24. An agent is in need of generating business. He gets an idea of asking his client to let his
policy lapse so that the agent can sell him a new similar policy. Is this permissible and, if
not, what is this action called?
a. No; Rebating
b. No; Bait and switch
c. No; Twisting
d. Yes; it is perfectly acceptable
Twisting involves an agent suggesting that an individual let their current insurance coverage
lapse in order to purchase a new policy, typically with similar benefits. It is a prohibited activity.
In this case, the new policy does not necessarily benefit the client, however, the agent will likely
receive a commission on the sale of the new policy.
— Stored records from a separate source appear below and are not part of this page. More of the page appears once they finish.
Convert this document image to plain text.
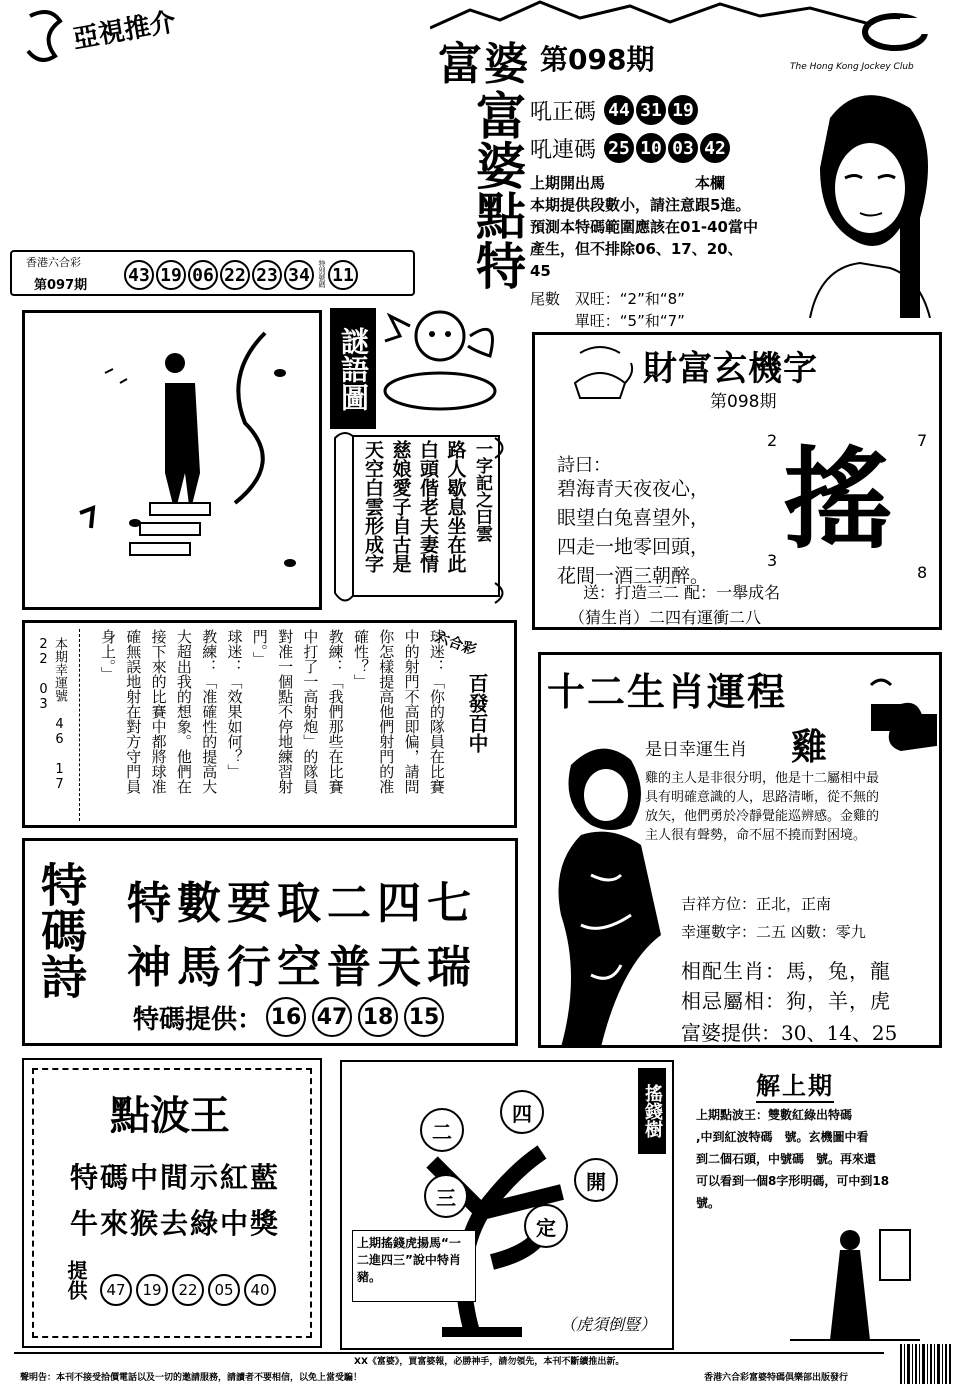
亞視推介
富婆 第098期	The Hong Kong Jockey Club
富婆點特 吼正碼 44 31 19
吼連碼 25 10 03 42
上期開出馬　　　　　　本欄
本期提供段數小，請注意跟5進。
預測本特碼範圍應該在01-40當中
產生，但不排除06、17、20、
45
尾數 双旺：“2”和“8”
單旺：“5”和“7”
香港六合彩
第097期 43 19 06 22 23 34	特別號碼 11
謎語圖
一字記之曰雲
路人歇息坐在此
白頭偕老夫妻情
慈娘愛子自古是
天空白雲形成字
財富玄機字
第098期
詩曰：
碧海青天夜夜心，
眼望白兔喜望外，
四走一地零回頭，
花間一酒三朝醉。
2	7
3
8
搖
送：打造三二 配：一舉成名
（猜生肖）二四有運衝二八
六合彩
百發百中
球迷：「你的隊員在比賽
中的射門不高即偏，請問
你怎樣提高他們射門的准
確性？」
教練：「我們那些在比賽
中打了一高射炮」的隊員
對准一個點不停地練習射
門。」
球迷：「效果如何？」
教練：「准確性的提高大
大超出我的想象。他們在
接下來的比賽中都將球准
確無誤地射在對方守門員
身上。」
本期幸運號 46 17 22 03	十二生肖運程
是日幸運生肖 雞
雞的主人是非很分明，他是十二屬相中最
具有明確意識的人，思路清晰，從不無的
放矢，他們勇於冷靜覺能巡辨感。金雞的
主人很有聲勢，命不屈不撓而對困境。
吉祥方位：正北，正南
幸運數字：二五 凶數：零九
相配生肖：馬，兔，龍
相忌屬相：狗，羊，虎
富婆提供：30、14、25
特碼詩 特數要取二四七
神馬行空普天瑞
特碼提供： 16 47 18 15
點波王
特碼中間示紅藍
牛來猴去綠中獎
提供	47	19	22	05	40
搖錢樹
二
四
開
三
定
上期搖錢虎揚馬“一二進四三”說中特肖豬。
（虎須倒豎）
解上期
上期點波王：雙數紅綠出特碼
,中到紅波特碼　號。玄機圖中看
到二個石頭，中號碼　號。再來還
可以看到一個8字形明碼，可中到18
號。
XX《富婆》，買富婆報，必勝神手，請勿領先，本刊不斷續推出新。
聲明告：本刊不接受拾價電話以及一切的邀請服務，請讀者不要相信，以免上當受騙！	香港六合彩富婆特碼俱樂部出版發行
Deductibles and Copayments


25. A __________ is the amount that an insured person is expected to pay for a medical
expense at the time of the visit.
a. Deductible
b. Reimbursement
c. Corridor
d. Copayment
A copayment is the amount or portion of the total cost that is the patient's responsibility upon
receiving a medical service such as an annual check-up.
26. The "deductible" in a long-term care insurance policy is referred to as the __________.
a. Deductible
b. Coinsurance
c. Elimination period
d. Copayment
A long-term care insurance policy's elimination period is the number of days that the insured
must pay for services out-of-pocket until the insurance coverage begins to pay.

Health Insurance Claims and Indemnity vs. Reimbursement


27. On a health insurance claim form, the exact procedures that were performed for the insured
are represented by standard codes that are referred to as __________.
a. RVU codes
b. AMA codes

c. HCPCS codes
d. CPT codes
Each CPT also corresponds to one or more International Classification of Diseases (ICD-9)
codes. For example, 99214 may be used for a physical and 90658 indicates a flu shot.
28. What type of notice is used to show all of the services or supplies that were billed to
Medicare during a 3-month period, what Medicare paid, and what the patient may owe the
provider?
a. MSN
b. CPT
c. OPPS
d.
HCPCS
A MSN, or Medicare Summary Notice, can also be checked for any changes to a patient's
claims.

Disability and Related Insurance and Seniors and Special Needs Individuals
29. As a professional surgeon, which type of disability coverage would offer the most liberal
definition of benefits triggers for the policy holder in terms of benefit receipt if the insured
were to break their hand?
a. Own occupation
b. Employer provided
c. Social Security
d. Business overhead
Own occupation offers the most liberal definition of disability as the insured is considered to be
totally disabled if he or she is unable to engage in the principal duties of his or her own
occupation.
30. Social Security should be considered one's primary source of disability income coverage.
True
False
Although Social Security may provide disability benefits, in the majority of cases, these benefits
are inadequate. Therefore, Social Security disability benefits should only be used to supplement
an individual disability income policy.